The sixth day we spent logging life.
A shore crab. Clams. An albatross in flight
off the western peninsular. We collected old eel traps,
scraps like pastel coloured sharks’ teeth
with which to make a necklace for the children.
We bowed our heads under the weight of that night’s stars.
And when the seventh dawn came,
we saw our work was done.
Killing Sindy
The scissors curve like a zoo-bird’s beak, catching the sunlight that makes her shine even brighter. I shudder at my dullness. A hundred tiny likenesses strut up my arms and in through my ears; melt into red shadows that jump and grin inside my head. The eyes I have in there won’t close. They’re stitched open, like my knitted elephant’s eyes – except his look at everything kindly.

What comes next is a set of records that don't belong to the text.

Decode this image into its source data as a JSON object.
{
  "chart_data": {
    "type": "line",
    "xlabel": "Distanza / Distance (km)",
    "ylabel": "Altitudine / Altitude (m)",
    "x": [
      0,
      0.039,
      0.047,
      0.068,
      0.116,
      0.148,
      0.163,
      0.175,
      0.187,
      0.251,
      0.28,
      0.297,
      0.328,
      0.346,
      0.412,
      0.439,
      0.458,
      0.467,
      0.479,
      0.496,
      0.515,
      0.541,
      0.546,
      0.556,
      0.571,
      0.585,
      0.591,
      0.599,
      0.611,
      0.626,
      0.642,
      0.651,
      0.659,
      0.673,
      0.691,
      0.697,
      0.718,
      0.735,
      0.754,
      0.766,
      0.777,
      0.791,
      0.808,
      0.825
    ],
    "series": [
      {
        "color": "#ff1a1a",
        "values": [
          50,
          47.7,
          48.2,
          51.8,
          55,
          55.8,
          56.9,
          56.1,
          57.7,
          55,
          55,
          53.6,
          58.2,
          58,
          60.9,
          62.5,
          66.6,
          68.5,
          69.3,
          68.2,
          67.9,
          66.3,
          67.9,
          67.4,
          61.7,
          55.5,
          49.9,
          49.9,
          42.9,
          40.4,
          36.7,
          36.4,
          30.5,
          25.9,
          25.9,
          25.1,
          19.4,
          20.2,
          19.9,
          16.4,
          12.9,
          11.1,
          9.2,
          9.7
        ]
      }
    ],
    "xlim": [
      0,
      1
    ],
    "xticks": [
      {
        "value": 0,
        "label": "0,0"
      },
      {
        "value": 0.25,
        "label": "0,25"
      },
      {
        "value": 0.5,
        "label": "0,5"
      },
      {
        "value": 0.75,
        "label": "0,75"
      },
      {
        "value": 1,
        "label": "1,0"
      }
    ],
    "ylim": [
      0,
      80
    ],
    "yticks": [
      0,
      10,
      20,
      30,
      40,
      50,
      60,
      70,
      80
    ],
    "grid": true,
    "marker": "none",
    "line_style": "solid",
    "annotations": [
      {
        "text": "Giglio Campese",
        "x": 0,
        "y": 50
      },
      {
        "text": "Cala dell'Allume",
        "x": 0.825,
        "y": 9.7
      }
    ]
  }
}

Cut. Cut. Cut. Hair gone in three quick hacks. I stick the scissors in her left eye and twist them. Her Miss Beautiful gown, shredded. Elastic bands snapped around her chest, scribbled over with thick black. I push drawing pins into her toilet brush head, push that into the toilet; drag it screeching round the rim as I squeeze the life out of too-smooth too-long legs.
‘You’ll never look like me,’ she says, lying in the mud where I flung her from the bathroom window – her smile sweet as cough mixture, making my thoughts taste of the place where granddad went to die. ‘I know,’ I say. ‘But I can make you look like you make me feel.’
Then she stands up and smiles into my inside eyes, as perfect as she was before I took the scissors to her.